An affordable housing general contractor will build our house in several months. It would have taken us a few years to build, mistakes are expensive, and we couldn’t afford to be out of work that long anyway.

We wanted the durable house. We’ll end up with the affordable house (relatively speaking) and call ourselves extremely lucky to have it.

i guess i'm technically a "developer?"
Guest
i guess i'm technically a "developer?"

After we pay it off, we do plan to rent our future home at **affordable** rates whenever we’re not in town.

i guess i'm technically a "developer?"
Guest
i guess i'm technically a "developer?"

“If you shift our present rather indirect and imperfect method of holding builders accountable through the building codes to some other method (I’m open to suggestions) then those who build for themselves or their friends are free to do so (like before building codes).”

This would have been fantastic for us. We would have probably built a house that was both affordable and durable. It would have save a bajillion dollars. But if there were an earthquake, maybe we would have died, or worse, been severely injured?

And what would big developers do without code? Would they build houses that were safe to live in? Would they build durable houses? Would they charge any less than they do now?

q
Guest
q

Speaking of the property tax system, it’s not a great one for encouraging people to add ADUs or otherwise improve their property. As long as you don’t change your property, your property taxes will go up only 3% annually. Make changes, and it blows the cap off.

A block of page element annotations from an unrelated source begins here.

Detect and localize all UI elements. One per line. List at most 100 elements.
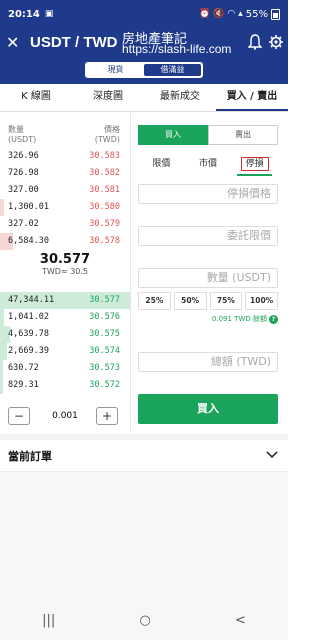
bid-depth-bar (0, 343, 7, 360)
percent-25-button[interactable]: 25% (138, 292, 171, 310)
percent-50-button[interactable]: 50% (173, 292, 207, 310)
current-orders-title: 當前訂單 (8, 450, 52, 463)
tab-latest-trades[interactable]: 最新成交 (144, 84, 216, 111)
buy-sell-toggle: 買入 賣出 (138, 125, 278, 145)
step-value: 0.001 (52, 411, 78, 421)
gear-icon[interactable] (268, 34, 284, 50)
android-nav-bar: ||| ○ < (0, 600, 288, 640)
order-type-market[interactable]: 市價 (185, 154, 232, 176)
close-icon[interactable]: ✕ (6, 33, 19, 52)
current-orders-header[interactable]: 當前訂單 (0, 440, 288, 472)
order-type-stop[interactable]: 停損 (231, 154, 278, 176)
sell-tab[interactable]: 賣出 (208, 125, 278, 145)
wifi-icon: ◠ (227, 9, 236, 19)
watermark-url: https://slash-life.com (122, 42, 232, 56)
order-type-tabs: 限價 市價 停損 (138, 154, 278, 176)
order-type-limit[interactable]: 限價 (138, 154, 185, 176)
bid-amount: 2,669.39 (8, 346, 49, 356)
ask-amount: 726.98 (8, 168, 39, 178)
ask-price: 30.578 (89, 236, 120, 246)
bid-row[interactable]: 1,041.02 30.576 (0, 309, 130, 326)
buy-tab[interactable]: 買入 (138, 125, 208, 145)
battery-icon (271, 8, 280, 20)
view-tabs: K 線圖 深度圖 最新成交 買入 / 賣出 (0, 84, 288, 112)
amount-header-unit: (USDT) (8, 135, 37, 144)
clock: 20:14 (8, 8, 40, 20)
signal-icon: ▴ (238, 9, 243, 19)
help-icon[interactable]: ? (269, 314, 278, 324)
pair-title[interactable]: USDT / TWD (30, 34, 118, 51)
market-segment-control: 現貨 借滿益 (85, 62, 203, 78)
ask-price: 30.580 (89, 202, 120, 212)
available-balance-text: 0.091 TWD 餘額 (211, 315, 267, 323)
bid-amount: 630.72 (8, 363, 39, 373)
price-column-header: 價格 (TWD) (95, 125, 120, 145)
price-step-control: − 0.001 + (0, 407, 130, 429)
total-input[interactable]: 總額 (TWD) (138, 352, 278, 372)
mid-price: 30.577 (39, 252, 91, 267)
decrement-button[interactable]: − (8, 407, 30, 425)
ask-price: 30.583 (89, 151, 120, 161)
segment-margin[interactable]: 借滿益 (144, 64, 201, 76)
price-header-label: 價格 (104, 125, 120, 134)
bid-row[interactable]: 630.72 30.573 (0, 360, 130, 377)
ask-amount: 327.02 (8, 219, 39, 229)
bid-price: 30.574 (89, 346, 120, 356)
available-balance: 0.091 TWD 餘額 ? (212, 314, 278, 324)
bid-price: 30.576 (89, 312, 120, 322)
bid-depth-bar (0, 309, 4, 326)
bid-amount: 4,639.78 (8, 329, 49, 339)
mid-price-twd: TWD≈ 30.5 (41, 267, 88, 276)
ask-price: 30.582 (89, 168, 120, 178)
bid-amount: 1,041.02 (8, 312, 49, 322)
bid-price: 30.577 (89, 295, 120, 305)
percent-75-button[interactable]: 75% (209, 292, 243, 310)
recent-apps-icon[interactable]: ||| (42, 613, 55, 628)
increment-button[interactable]: + (96, 407, 118, 425)
tab-buy-sell[interactable]: 買入 / 賣出 (216, 84, 288, 111)
ask-depth-bar (0, 199, 4, 216)
bid-row[interactable]: 47,344.11 30.577 (0, 292, 130, 309)
ask-amount: 6,584.30 (8, 236, 49, 246)
bid-depth-bar (0, 360, 3, 377)
bid-price: 30.572 (89, 380, 120, 390)
back-icon[interactable]: < (235, 613, 246, 628)
bell-icon[interactable] (248, 34, 262, 50)
bid-row[interactable]: 829.31 30.572 (0, 377, 130, 394)
home-icon[interactable]: ○ (139, 613, 150, 628)
limit-price-input[interactable]: 委託限價 (138, 226, 278, 246)
empty-area (0, 472, 288, 600)
percent-100-button[interactable]: 100% (245, 292, 278, 310)
amount-column-header: 數量 (USDT) (8, 125, 36, 145)
image-notification-icon: ▣ (44, 9, 54, 19)
ask-price: 30.579 (89, 219, 120, 229)
bid-price: 30.575 (89, 329, 120, 339)
tab-kline[interactable]: K 線圖 (0, 84, 72, 111)
ask-row[interactable]: 326.96 30.583 (0, 148, 130, 165)
ask-price: 30.581 (89, 185, 120, 195)
percent-buttons: 25% 50% 75% 100% (138, 292, 278, 310)
bid-row[interactable]: 2,669.39 30.574 (0, 343, 130, 360)
order-book: 數量 (USDT) 價格 (TWD) 326.96 30.583 726.98 30.… (0, 112, 130, 442)
ask-row[interactable]: 6,584.30 30.578 (0, 233, 130, 250)
bid-amount: 829.31 (8, 380, 39, 390)
ask-row[interactable]: 1,300.01 30.580 (0, 199, 130, 216)
bid-row[interactable]: 4,639.78 30.575 (0, 326, 130, 343)
stop-price-input[interactable]: 停損價格 (138, 184, 278, 204)
tab-depth[interactable]: 深度圖 (72, 84, 144, 111)
amount-header-label: 數量 (8, 125, 24, 134)
ask-amount: 1,300.01 (8, 202, 49, 212)
segment-spot[interactable]: 現貨 (87, 64, 144, 76)
app-header: ✕ USDT / TWD 房地產筆記 https://slash-life.co… (0, 28, 288, 84)
bid-depth-bar (0, 377, 3, 394)
quantity-input[interactable]: 數量 (USDT) (138, 268, 278, 288)
bid-price: 30.573 (89, 363, 120, 373)
chevron-down-icon[interactable] (266, 448, 278, 460)
ask-amount: 326.96 (8, 151, 39, 161)
ask-row[interactable]: 327.02 30.579 (0, 216, 130, 233)
ask-row[interactable]: 327.00 30.581 (0, 182, 130, 199)
battery-percent: 55% (245, 8, 268, 20)
ask-row[interactable]: 726.98 30.582 (0, 165, 130, 182)
submit-buy-button[interactable]: 買入 (138, 394, 278, 424)
ask-amount: 327.00 (8, 185, 39, 195)
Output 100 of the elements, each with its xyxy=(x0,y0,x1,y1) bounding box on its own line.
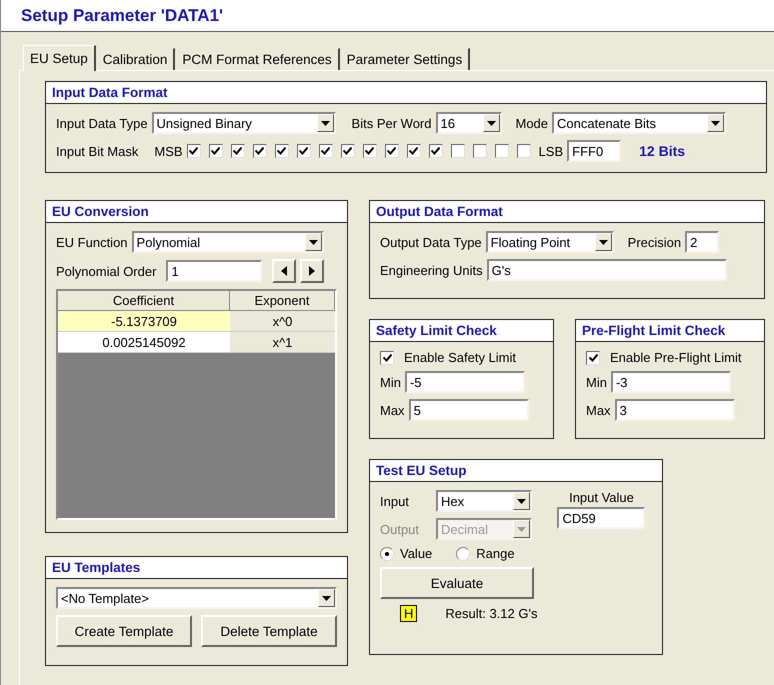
radio-button[interactable] xyxy=(456,546,470,560)
radio-button[interactable] xyxy=(380,546,394,560)
table-cell: x^1 xyxy=(230,332,335,353)
label: Input xyxy=(380,494,409,508)
dropdown[interactable]: Unsigned Binary xyxy=(152,112,336,134)
group-title: Input Data Format xyxy=(46,82,766,104)
label: Max xyxy=(380,402,405,418)
previous-button[interactable] xyxy=(272,259,296,283)
checkbox[interactable] xyxy=(450,144,465,158)
label: Value xyxy=(400,546,432,561)
checkbox[interactable] xyxy=(252,144,267,158)
group-title: Test EU Setup xyxy=(370,460,662,482)
dropdown[interactable]: Hex xyxy=(436,490,532,512)
dropdown[interactable]: 16 xyxy=(436,112,502,134)
input-field[interactable]: 2 xyxy=(685,231,720,253)
checkbox[interactable] xyxy=(362,144,377,158)
checkbox[interactable] xyxy=(230,144,245,158)
caret-icon xyxy=(517,498,526,504)
input-field[interactable]: 3 xyxy=(614,399,735,421)
input-field[interactable]: -3 xyxy=(610,371,731,393)
dropdown[interactable]: Polynomial xyxy=(132,231,324,253)
label: Engineering Units xyxy=(380,262,483,278)
checkmark-icon xyxy=(211,147,220,155)
label: Min xyxy=(586,374,607,390)
template-button[interactable]: Create Template xyxy=(56,615,192,647)
checkbox[interactable] xyxy=(186,144,201,158)
input-field[interactable]: 1 xyxy=(166,260,262,282)
checkmark-icon xyxy=(387,147,396,155)
checkmark-icon xyxy=(588,354,598,362)
checkmark-icon xyxy=(409,147,418,155)
group-title: Safety Limit Check xyxy=(370,320,553,342)
tab[interactable]: EU Setup xyxy=(23,45,96,71)
label: Range xyxy=(476,546,515,561)
window-title: Setup Parameter 'DATA1' xyxy=(21,6,224,26)
checkbox[interactable] xyxy=(384,144,399,158)
input-field[interactable]: CD59 xyxy=(557,507,646,529)
checkbox[interactable] xyxy=(340,144,355,158)
checkmark-icon xyxy=(189,147,198,155)
table-cell: x^0 xyxy=(230,311,335,332)
label: Polynomial Order xyxy=(56,264,156,278)
checkbox[interactable] xyxy=(428,144,443,158)
caret-icon xyxy=(308,240,318,244)
checkbox[interactable] xyxy=(208,144,223,158)
label: Enable Pre-Flight Limit xyxy=(610,350,742,365)
group-title: Output Data Format xyxy=(370,201,764,223)
checkbox[interactable] xyxy=(516,144,531,158)
checkmark-icon xyxy=(321,147,330,155)
caret-icon xyxy=(320,120,330,126)
label: Output Data Type xyxy=(380,234,482,250)
input-field[interactable]: G's xyxy=(486,259,727,281)
caret-icon xyxy=(598,240,608,244)
checkmark-icon xyxy=(382,354,392,362)
table-cell[interactable]: -5.1373709 xyxy=(58,311,230,332)
checkmark-icon xyxy=(233,147,242,155)
caret-icon xyxy=(322,596,331,600)
checkbox[interactable] xyxy=(296,144,311,158)
checkbox[interactable] xyxy=(586,350,600,364)
input-field[interactable]: FFF0 xyxy=(567,140,622,162)
left-arrow-icon xyxy=(281,266,288,276)
label: Input Data Type xyxy=(56,116,148,130)
caret-icon xyxy=(517,526,526,532)
label: LSB xyxy=(538,144,564,158)
status-flag: H xyxy=(400,605,418,622)
dropdown[interactable]: Floating Point xyxy=(486,231,614,253)
group-title: EU Conversion xyxy=(46,201,347,223)
label: Max xyxy=(586,402,611,418)
group-title: Pre-Flight Limit Check xyxy=(576,320,764,342)
label: Min xyxy=(380,374,401,390)
caret-icon xyxy=(486,120,496,126)
checkbox[interactable] xyxy=(318,144,333,158)
label: Bits Per Word xyxy=(352,116,432,130)
input-field[interactable]: 5 xyxy=(408,399,529,421)
dropdown[interactable]: <No Template> xyxy=(56,587,337,609)
right-arrow-icon xyxy=(309,266,316,276)
label: Output xyxy=(380,522,420,536)
column-header: Exponent xyxy=(230,291,335,311)
label: Precision xyxy=(628,234,682,250)
checkmark-icon xyxy=(277,147,286,155)
checkmark-icon xyxy=(299,147,308,155)
checkbox[interactable] xyxy=(406,144,421,158)
dropdown[interactable]: Concatenate Bits xyxy=(552,112,726,134)
checkmark-icon xyxy=(343,147,352,155)
template-button[interactable]: Delete Template xyxy=(201,615,337,647)
label: Input Value xyxy=(569,490,634,505)
label: Result: 3.12 G's xyxy=(445,606,538,621)
checkbox[interactable] xyxy=(274,144,289,158)
label: Enable Safety Limit xyxy=(404,350,516,365)
checkmark-icon xyxy=(255,147,264,155)
bit-count: 12 Bits xyxy=(639,143,686,159)
label: MSB xyxy=(154,144,183,158)
checkbox[interactable] xyxy=(380,350,394,364)
table-cell[interactable]: 0.0025145092 xyxy=(58,332,230,353)
input-field[interactable]: -5 xyxy=(404,371,525,393)
next-button[interactable] xyxy=(300,259,324,283)
checkmark-icon xyxy=(365,147,374,155)
group-title: EU Templates xyxy=(46,557,347,579)
checkbox[interactable] xyxy=(472,144,487,158)
evaluate-button[interactable]: Evaluate xyxy=(380,567,534,599)
checkmark-icon xyxy=(431,147,440,155)
checkbox[interactable] xyxy=(494,144,509,158)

I don’t remember how (or if) the ADU issue got resolved (where people adding ADUs saw huge tax increases, beyond what the value of the ADU added) but I’m sure hearing about people who built ADUs seeing their taxes triple or worse dissuaded some people from building ADUs.

Plus, if you spend $1 on most things other than your home, you get taxed once on that purchase. If you spend it on your home, you get taxed (through property taxes) every year forever.

i guess i'm technically a "developer?"
Guest
i guess i'm technically a "developer?"

I’m ok with property taxes because i use the parks and the libraries and the streets etc. But I don’t think that ADU issue you mentioned has changed.